As a final tidbit, below I have created a simple interactive barplot (using highcharter) which summates all of the recorded private and public woodland statistics to show a more general trend in coniferous and deciduous woodland within the United Kingdom from 1998-2024. This could also be interpreted as a more visually advanced version of our original static plot, despite it actually being much simpler to create!

# DATA MANIPULATION: Woodland Tree Types on both PUBLIC and PRIVATE land ...

total_trees<-cbind(public_trees,private_trees) # combines all data into one dataframe
names(total_trees)<-make.names(names(total_trees), unique=TRUE) # renders names unique to allow renaming
total_trees<-total_trees%>% 
  rename(private_woodland=`woodland.1`,public_woodland=woodland)%>% # renames variables to facilitate interaction
  mutate(sources=paste(tree_type,`tree_type.1`, sep=" + "))%>% # creates variable to record source of woodland area
  select(-c(1,4,6))%>% # removes now unneccessary variables from the dataframe
  select(c("sources", "year", "public_woodland", "private_woodland")) # reorders dataframe to improve readability
total_trees$total_woodland<-rowSums(total_trees[, c("public_woodland","private_woodland")], na.rm=TRUE) # calculates total woodland areas

visual_theme<-hc_theme( # creates an aesthetically similar "woodland"-esque theme to the prior visualisations
  colors=c("#FF0000","darkred","#00CD00","darkgreen","#0000CD","darkblue","#FFA900","darkorange"),
  chart=list(plotBackgroundColor="beige",
             style=list(fontFamily="Helvetica Neue", fontSize="15px")),
  title=list(style=list(fontWeight="bold",fontSize="20px")),
  yAxis=list(gridLineColor="#8B7355"))

# BASIC INTERACTIVE PLOT 3:

# Generates an interactive stacked barplot using the 'highcharter' rather than 'plotly' package, showing totals of coniferious and deciduous woodland area within the United Kingdom from 1998-2024

amalgamated_visualisation<-total_trees %>% 
  hchart('column', hcaes(x=year,y=total_woodland,group=sources),stacking="normal")%>%
  hc_title(text="Documented Woodland Area of the UK from 1998-2024")%>%
  hc_subtitle(text="Segmented by tree type (coniferous or deciduous) and country")%>%
  hc_xAxis(title=list(text="Year (ending March 31st)"))%>%
  hc_yAxis(title=list(text="Woodland area (in thousand hectares)"))%>%
  hc_add_theme(visual_theme)%>%
  hc_caption(text="Northern Ireland only began documenting woodland area types as of 2005: see abline")%>%
  hc_annotations(list(shapes=list(list(type = 'path',points = list(list(xAxis = 0, yAxis = 0, x = 2004.5, y = 0),
                                                                   list(xAxis = 0, yAxis = 0, x = 2004.5, y = 4000)),
                                       stroke="black",strokeWidth=1)),draggable=""))

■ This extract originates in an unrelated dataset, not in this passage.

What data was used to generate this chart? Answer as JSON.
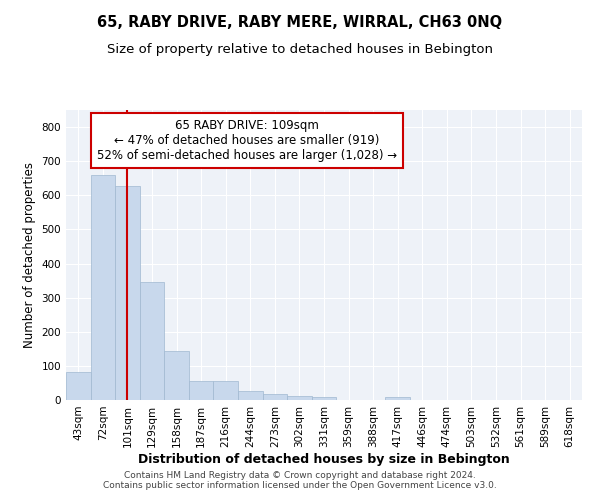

# Trend in RECORDED woodland area (i.e. as 1998-2004 NI woodland area was not documented) in the United Kingdom from 1998-2024.

amalgamated_visualisation



Notes

As an ode to further exploration, it must again be clarified that this project has been purely for the purpose of data visualisation - not analysis. Thusly, no definitive conclusions can be made about whether any of the visual idiosyncrasies occuring across the figures hold any inherent value to forming conclusions about woodland development. However, though they cannot determine what or how a significant change in woodland may occur, they are exceptionally useful for investigating where these differences may exist.

In tandem, further visualisation opportunities lie in compiling data available within the other ODS files available from the fascias of the Forestry Commission - i.e. such as how the amount of sawmills and wood production has changed from 1998-2024 - to investigate questions such as whether the rate of woodland development is sustainable to the rate of wood production by sawmills in the United Kingdom.

Beyond the constraints of the available data, taking into account the actual geographic size of each country could also be highly insightful for mapping observed changes in relation to total land available, and the percentage of each country’s landmass which is recorded as woodland area.